Вместо ответа тот же незнакомец нашел на ощупь его руку, вложил в нее небольшую металлическую пластинку, похоже, с женского головного убора. "Ромуне! - забилось в мгновенной догадке сердце. - Любимая!"

- Береги тебя Бог, - тихо прозвучало из мрака. - Ворота не заперты. Как выедешь, оглянись: на верхнем ярусе двор­ца увидишь свет в крайнем левом окне. Это окно княгини.

Далибор бросил своего коня в стену дождя. Второй конь, сменный, привязанный на длинном поводу к его седлу, бе­жал сзади.

Миновав ворота, Далибор оглянулся: капелька света маячила в глухой и слепой ночи. Бесновался ветер, хлестал дождь, под их двойной тяжестью гнулись чуть ли не до земли деревья, а эта капелька жила, светилась, смотрела на него прощально и нежно.

Давая коням редкие и недолгие передышки, избегая людных торговых дорог, ухватывая считанные минуты сна на лесной траве, на охапках зеленых, из-под меча, веток, а то и в седле, Далибор день и ночь мчался на север. Он не сомневался, что Шварн пошлет за ним погоню, тех же по­ловцев, а кони у них горячие, быстрые. Две мысли подго­няли, давали ему крылья: что он на свободе и что обязан этой свободой не кому-нибудь, а зеленоглазой Ромуне.

В это самое время в Руте в страшных муках умирала кня­гиня Марта. Смертельная хворь скрутила ее внезапно: так из-под высокого облака во мгновение ока падает коршун на беззаботную птаху. Еще два-три дня назад княгиня была весела, румяна, ездила с Миндовгом смотреть, как койминцы неводом ловят в озере рыбу. Вернулась в отличном рас­положении духа, но все испортила служанка: причесывая княгиню ко сну, повернулась неловко и разбила ее люби­мую вазу синего немецкого стекла. Марта приказала слу­жанке встать на колени, взять в рот осколки вазы. Пришли с кожаными плетками конюхи и до крови расписали ей спину. А назавтра у Марты жутко схватило живот. От невыносимой боли она кричала, каталась по своей кровати, а потом и по застланному звериными шкурами полу. Мин­довг не мог взять в толк, откуда пришла беда. Позвал к больной травников и жрецов из окружения Криве-Кривейты - те оказались бессильны. Тогда, поразмыслив, он обратился за помощью к святому отцу Анисиму из Новогородка. В душу занозой вошло и не отпускало ощуще­ние, что это христианский бог наказывает его за отступни­чество. Но под покровом ночи проскользнул в опочиваль­ню великого кунигаса Астафий Рязанец и разрешил его со­мнения. Пару дней назад он случайно приметил, как одна из челядинок с заплаканным лицом и недобро блестевшими глазами, прячась в густой крапиве под забором, била ка­мень о камень и что-то шептала. Астафий неслышно под­крался сзади и увидел, что челядинка дробит-растирает намелко, в песок, синее немецкое стекло.

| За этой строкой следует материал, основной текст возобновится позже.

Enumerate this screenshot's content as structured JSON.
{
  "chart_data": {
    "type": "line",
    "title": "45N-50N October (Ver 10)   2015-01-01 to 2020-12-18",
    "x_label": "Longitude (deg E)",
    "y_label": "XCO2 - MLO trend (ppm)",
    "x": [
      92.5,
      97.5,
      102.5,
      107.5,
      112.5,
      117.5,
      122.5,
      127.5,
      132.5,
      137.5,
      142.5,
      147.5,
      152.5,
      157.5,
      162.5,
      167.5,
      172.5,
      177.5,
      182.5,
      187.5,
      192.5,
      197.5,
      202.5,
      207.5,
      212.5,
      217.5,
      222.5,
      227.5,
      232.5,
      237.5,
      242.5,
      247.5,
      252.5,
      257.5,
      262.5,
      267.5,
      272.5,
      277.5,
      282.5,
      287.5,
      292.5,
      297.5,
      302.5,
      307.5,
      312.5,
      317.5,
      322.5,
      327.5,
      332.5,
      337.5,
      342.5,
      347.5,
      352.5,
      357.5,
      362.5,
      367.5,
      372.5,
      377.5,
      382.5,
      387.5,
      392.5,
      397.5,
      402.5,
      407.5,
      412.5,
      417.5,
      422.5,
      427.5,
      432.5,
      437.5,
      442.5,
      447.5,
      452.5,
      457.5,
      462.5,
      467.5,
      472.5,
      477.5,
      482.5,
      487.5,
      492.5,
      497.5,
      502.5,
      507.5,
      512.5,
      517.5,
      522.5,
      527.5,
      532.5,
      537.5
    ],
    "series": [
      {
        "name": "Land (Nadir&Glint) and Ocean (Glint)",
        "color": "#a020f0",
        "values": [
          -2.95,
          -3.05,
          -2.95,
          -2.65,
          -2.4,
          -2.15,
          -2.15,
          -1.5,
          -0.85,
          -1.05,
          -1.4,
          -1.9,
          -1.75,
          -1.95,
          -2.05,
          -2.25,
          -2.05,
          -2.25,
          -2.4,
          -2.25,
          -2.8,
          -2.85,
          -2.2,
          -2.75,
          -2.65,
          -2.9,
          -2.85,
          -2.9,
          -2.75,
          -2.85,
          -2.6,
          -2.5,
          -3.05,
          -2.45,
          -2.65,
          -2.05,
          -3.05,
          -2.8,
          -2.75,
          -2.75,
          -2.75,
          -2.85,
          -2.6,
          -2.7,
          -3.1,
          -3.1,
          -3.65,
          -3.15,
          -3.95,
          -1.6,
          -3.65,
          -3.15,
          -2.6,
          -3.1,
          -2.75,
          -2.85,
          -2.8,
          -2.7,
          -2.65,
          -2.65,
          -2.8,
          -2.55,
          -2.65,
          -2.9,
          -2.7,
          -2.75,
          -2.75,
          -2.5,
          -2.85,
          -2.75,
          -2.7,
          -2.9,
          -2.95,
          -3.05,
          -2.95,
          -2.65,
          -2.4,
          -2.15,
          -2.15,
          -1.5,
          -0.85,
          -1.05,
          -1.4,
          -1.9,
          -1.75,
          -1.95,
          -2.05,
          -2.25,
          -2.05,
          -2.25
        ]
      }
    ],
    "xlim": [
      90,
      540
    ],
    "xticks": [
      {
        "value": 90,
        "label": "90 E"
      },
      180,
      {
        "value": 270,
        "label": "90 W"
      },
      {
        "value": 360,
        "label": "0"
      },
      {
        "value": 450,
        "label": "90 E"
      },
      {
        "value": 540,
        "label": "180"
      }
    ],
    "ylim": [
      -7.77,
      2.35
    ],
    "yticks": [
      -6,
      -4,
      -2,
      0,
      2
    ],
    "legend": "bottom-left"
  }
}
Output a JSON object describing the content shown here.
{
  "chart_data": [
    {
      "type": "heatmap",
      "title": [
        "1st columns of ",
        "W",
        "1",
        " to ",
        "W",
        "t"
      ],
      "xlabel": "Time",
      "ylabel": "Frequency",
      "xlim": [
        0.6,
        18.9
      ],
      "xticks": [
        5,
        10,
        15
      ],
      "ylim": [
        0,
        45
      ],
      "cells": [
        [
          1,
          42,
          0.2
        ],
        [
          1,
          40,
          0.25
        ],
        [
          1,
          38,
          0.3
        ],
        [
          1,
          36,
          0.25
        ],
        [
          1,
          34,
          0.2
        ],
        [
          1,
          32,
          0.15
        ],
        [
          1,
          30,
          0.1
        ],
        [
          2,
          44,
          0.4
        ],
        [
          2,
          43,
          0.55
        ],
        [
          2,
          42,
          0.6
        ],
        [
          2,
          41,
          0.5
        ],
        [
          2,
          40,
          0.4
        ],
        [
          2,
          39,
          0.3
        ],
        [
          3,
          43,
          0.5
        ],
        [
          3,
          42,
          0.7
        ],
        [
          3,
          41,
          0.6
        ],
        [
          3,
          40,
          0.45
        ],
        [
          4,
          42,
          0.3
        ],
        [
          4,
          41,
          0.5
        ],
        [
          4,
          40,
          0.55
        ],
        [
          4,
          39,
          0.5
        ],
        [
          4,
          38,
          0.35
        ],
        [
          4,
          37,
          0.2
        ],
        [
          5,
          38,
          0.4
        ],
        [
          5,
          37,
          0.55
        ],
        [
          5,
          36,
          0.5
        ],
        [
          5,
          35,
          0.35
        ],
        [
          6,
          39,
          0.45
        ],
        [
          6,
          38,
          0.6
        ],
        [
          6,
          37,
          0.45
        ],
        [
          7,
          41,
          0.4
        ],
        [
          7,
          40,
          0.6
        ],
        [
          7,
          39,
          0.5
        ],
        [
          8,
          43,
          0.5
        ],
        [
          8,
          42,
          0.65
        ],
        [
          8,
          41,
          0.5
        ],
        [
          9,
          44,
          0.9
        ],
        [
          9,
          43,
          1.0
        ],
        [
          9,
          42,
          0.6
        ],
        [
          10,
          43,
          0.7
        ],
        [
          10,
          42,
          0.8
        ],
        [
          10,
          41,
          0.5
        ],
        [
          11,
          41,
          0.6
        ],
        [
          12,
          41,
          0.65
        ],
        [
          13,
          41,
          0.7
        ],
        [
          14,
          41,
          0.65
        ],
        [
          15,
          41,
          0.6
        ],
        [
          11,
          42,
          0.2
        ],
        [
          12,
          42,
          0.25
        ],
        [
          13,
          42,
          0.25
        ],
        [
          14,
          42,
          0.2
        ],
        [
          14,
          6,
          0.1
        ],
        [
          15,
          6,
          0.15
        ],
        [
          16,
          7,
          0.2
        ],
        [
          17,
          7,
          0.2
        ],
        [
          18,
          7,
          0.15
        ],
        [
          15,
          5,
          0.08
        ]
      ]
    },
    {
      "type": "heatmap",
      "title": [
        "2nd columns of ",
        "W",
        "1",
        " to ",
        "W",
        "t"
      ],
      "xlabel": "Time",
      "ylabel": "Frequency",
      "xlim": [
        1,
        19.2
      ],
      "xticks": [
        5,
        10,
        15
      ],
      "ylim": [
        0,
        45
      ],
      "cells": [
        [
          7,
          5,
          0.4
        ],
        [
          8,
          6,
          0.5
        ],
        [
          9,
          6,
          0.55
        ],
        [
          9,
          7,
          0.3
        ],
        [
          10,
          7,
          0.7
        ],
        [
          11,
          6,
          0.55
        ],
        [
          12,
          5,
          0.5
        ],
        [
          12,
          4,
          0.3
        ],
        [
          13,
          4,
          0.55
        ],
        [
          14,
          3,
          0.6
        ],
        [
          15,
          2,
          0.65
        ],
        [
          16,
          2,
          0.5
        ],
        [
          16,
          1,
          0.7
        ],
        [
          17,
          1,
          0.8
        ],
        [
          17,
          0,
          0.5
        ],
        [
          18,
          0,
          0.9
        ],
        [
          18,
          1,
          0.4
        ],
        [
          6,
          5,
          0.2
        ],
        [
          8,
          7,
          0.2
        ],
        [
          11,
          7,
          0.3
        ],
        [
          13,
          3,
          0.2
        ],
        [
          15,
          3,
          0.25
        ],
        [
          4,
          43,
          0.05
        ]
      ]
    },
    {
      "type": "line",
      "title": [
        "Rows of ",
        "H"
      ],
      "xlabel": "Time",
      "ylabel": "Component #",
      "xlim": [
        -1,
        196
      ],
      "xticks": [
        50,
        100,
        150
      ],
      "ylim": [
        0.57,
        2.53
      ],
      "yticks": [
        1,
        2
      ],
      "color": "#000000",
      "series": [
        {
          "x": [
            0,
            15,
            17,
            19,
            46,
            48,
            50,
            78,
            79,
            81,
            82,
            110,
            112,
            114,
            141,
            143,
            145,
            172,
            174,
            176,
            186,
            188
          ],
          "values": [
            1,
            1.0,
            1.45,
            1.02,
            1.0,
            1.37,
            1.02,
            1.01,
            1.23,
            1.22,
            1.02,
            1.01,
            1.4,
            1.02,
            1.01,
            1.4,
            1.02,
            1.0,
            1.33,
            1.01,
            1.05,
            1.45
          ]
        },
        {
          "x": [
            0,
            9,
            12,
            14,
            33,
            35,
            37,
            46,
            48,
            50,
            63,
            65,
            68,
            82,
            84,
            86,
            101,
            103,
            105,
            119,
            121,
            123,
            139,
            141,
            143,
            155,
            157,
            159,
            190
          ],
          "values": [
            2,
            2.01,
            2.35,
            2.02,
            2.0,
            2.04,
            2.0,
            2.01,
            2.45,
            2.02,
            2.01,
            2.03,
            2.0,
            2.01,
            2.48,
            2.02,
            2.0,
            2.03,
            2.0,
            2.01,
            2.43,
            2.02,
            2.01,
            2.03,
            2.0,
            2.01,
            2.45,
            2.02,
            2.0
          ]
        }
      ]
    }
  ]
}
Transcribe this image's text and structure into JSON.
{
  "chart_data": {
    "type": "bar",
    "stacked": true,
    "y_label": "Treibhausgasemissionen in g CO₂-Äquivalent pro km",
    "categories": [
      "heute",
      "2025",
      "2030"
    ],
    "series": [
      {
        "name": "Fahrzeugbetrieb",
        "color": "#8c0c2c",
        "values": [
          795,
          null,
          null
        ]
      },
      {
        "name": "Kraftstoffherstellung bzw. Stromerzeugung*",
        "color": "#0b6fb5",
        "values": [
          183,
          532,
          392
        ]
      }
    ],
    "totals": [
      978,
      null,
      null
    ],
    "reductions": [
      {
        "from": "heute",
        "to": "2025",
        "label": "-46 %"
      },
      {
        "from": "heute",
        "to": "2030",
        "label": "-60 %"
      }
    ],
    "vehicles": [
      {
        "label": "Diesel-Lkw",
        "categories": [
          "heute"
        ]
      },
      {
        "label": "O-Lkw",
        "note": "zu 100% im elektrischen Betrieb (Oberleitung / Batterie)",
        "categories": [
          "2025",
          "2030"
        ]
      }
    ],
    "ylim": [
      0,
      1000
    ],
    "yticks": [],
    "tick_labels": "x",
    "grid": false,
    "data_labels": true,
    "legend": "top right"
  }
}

- Толченого стекла подсыпали в питье княгине, - убеж­денно заключил Астафий Рязанец.

Взбешенный Миндовг приказал тут же схватить и без жалости допросить всех служанок, приставленных к княгине. Однако, когда смертельно перепуганных девчат собрали в гурт, Астафий не нашел среди них той, что дробила стекло в крапиве. Ее нашли позднее в холодильной клети - повесилась.

Марта, будучи уже при смерти, позвала к себе мужа и, с обожанием глядя на него, прошептали слабым, рвущимся, как осенняя паутина, голосом:

- Одного тебя любила.. Сокол мой... Кунигас мой - же­лезная рука... Вот-вот помру... Сегодня же пошли гонцов в Нальшаны к кунигасу Довмонту... Пусть жену свою, а мою сестру Марфу отпустит на мои похороны... Сегодня же...

Она закрыла глаза, умолкла. Думая, что это конец, Миндовг поцеловал ее в лоб. Но княгиня зашептал снова:

- Пусть приедет Марфа... Мы с нею двойняшки, когда-то нас было не различить... Слышишь, кунигас? Она, конечно, приедет... Так вот: не отпускай ее назад... Сделай княгиней вместо меня... Я знаю: она не любит толстяка Довмонта... Она любит тебя... Мы с нею как две капли воды... Не от­пускай ее... Будешь каждый день, глядя на Марфу, видеть меня...

Среди ночи Марта, испуганно вскрикнув, отошла. Миндовг прогнал всех из опочивальни, сел подле покойной, горько заплакал.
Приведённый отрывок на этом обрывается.